Kendimize geldikten sonra mahsur kalan arkadaşlarımızı kurtarmak için tekrar ocağa indik. Ocağa pak hava verildikten sonra aşağı inerek eksi 300 metrede arkadaşlarımızın cansız vücutları ile karşılaştık. O sırada kendimden geçer üzere oldum. Sonra toparlanıp dışarı çıktım pak hava aldım. Bir iki saat sonra tekrar ocağa indik. Zonguldak’tan gelen arkadaşlarımız da yardım etti.
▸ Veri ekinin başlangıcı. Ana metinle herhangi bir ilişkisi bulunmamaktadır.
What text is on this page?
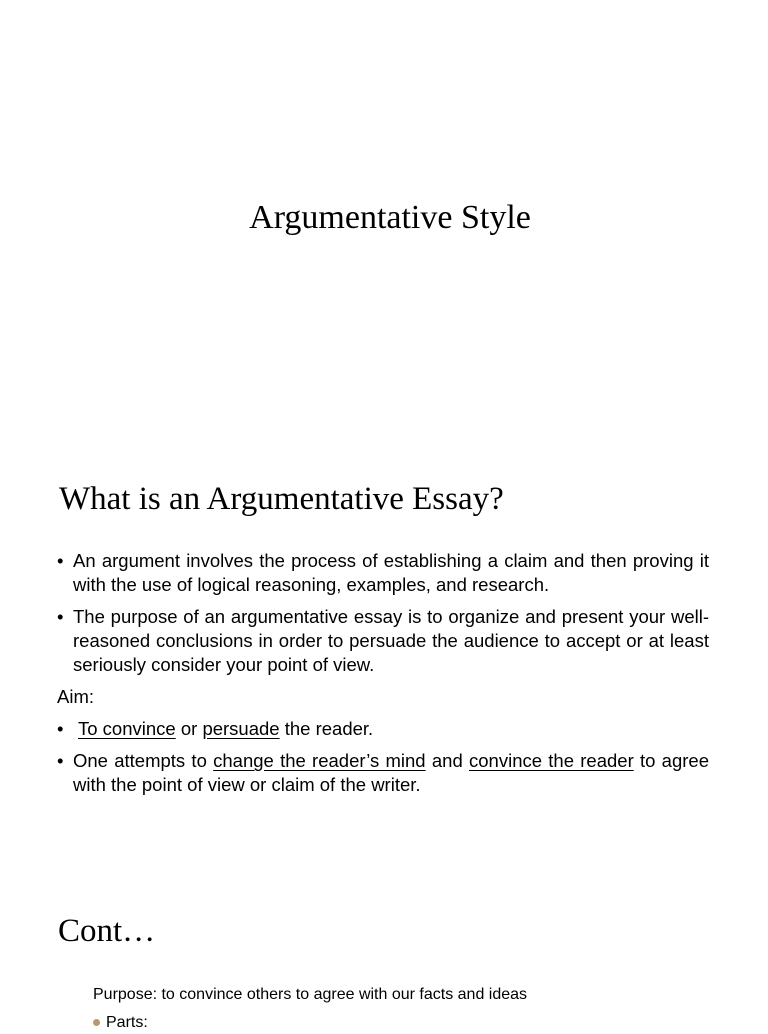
Argumentative Style
What is an Argumentative Essay?
• An argument involves the process of establishing a claim and then proving it with the use of logical reasoning, examples, and research.
• The purpose of an argumentative essay is to organize and present your well-reasoned conclusions in order to persuade the audience to accept or at least seriously consider your point of view.
Aim:
• To convince or persuade the reader.
• One attempts to change the reader’s mind and convince the reader to agree with the point of view or claim of the writer.
Cont…
Purpose: to convince others to agree with our facts and ideas
Parts:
‘5 yaralının durumu ciddi’
Sağlık Bakanı Fahrettin Koca, patlamada yaralanarak Sıhhat Bakanlığı’na ilişkin ambulans uçaklarla Başakşehir Çam ve Sakura Kent Hastanesi’ne getirilen yaralıları ve yakınlarını ziyaret etti. Ziyaretinin akabinde açıklama yapan Koca “Bartın’da şu an takip edilen 3 hastamız var. 2 yahut 3 gün içerisinde tabucu edebiliriz. Erken saatlerde durumu önemli olan 6 hastamızı süratle uçak ambulansla yanık merkezine getirdik. 6 hastamızın 5’inin durumu önemli, teneffüs aygıtına bağlı. Bir hastamızın nakli yapıldığında kalbi durduğu ve canlandırdığımız bir hastamızdı. Düne nazaran yeterli ancak ciddiyetini koruyor. Birinci 4 günün kritik olduğunu, arkadaşlarımızın hassasiyetle takip ettiklerini söyleyebilirim” dedi. İSTANBUL/DHA
‘Sistemler yeniydi’
Facianın nedenlerini belirlemek için çalışmalar devam ederken, ocakta çalışan çalışanlar, bütün ekipmanlarının atex sertifikalı olduğunu, ocakta metan gaz dedektör sistemleri bulunduğunu söyledi. Dört yıl evvel tüm bu sistemlerinin yenilendiğini söyleyen personeller, “Neden kaynaklandığını söylemek şu an için çok erken, içerisi şu an yanmaya devam ediyor” diye konuştular. Birebir vardiyada lakin ocak dışında çalışan Ferhat Dönmez şunları anlattı: “Metan dedektör sistemi ikaz verdi ikazdan birkaç dakika sonra da patlama yaşandı. İkaz ve patlama ortasındaki vakit dilimi çok kısa olduğu için içerideki arkadaşlarımızın çıkmalarına fırsat kalmadı. Biz saat 16.00-24.00 ortasında çalışıyoruz ve bizim çalıştığımız vardiya üretim vardiyası, yalnızca bu vardiyada dinamit patlatılıyor ancak hazır olduğunda dinamitler patlatılıyor.” ÇİĞDEM YILMAZ/ BARTIN
Bir ay sonra baba olacaktı
Maden şehidi Selçuk Ayvaz’ın cenazesi Uğurlar köyünde uğurlandı. İki çocuk babası Ayvaz’ın eşi Elif Ayvaz’ın bir ay sonra bir oğlunun doğacağı öğrenildi. Ayakta durmakta zorlanan Elif Ayvaz öteki iki çocuğuna sarılıp gözyaşı döktü.
‘Çok gençtin yavrum’
27 yaşındaki Okan Akgün 2 çocuk babasıydı. Ahatlar köyüne getirilen cenazesi ağıtlarla karşılandı. Baba Hüseyin Akgün, “Oğlum bu mevt sana yakıştı mı artık? Daha çok gençtin
yavrum. Mevt sana yakışmadı” diyerek ağladı.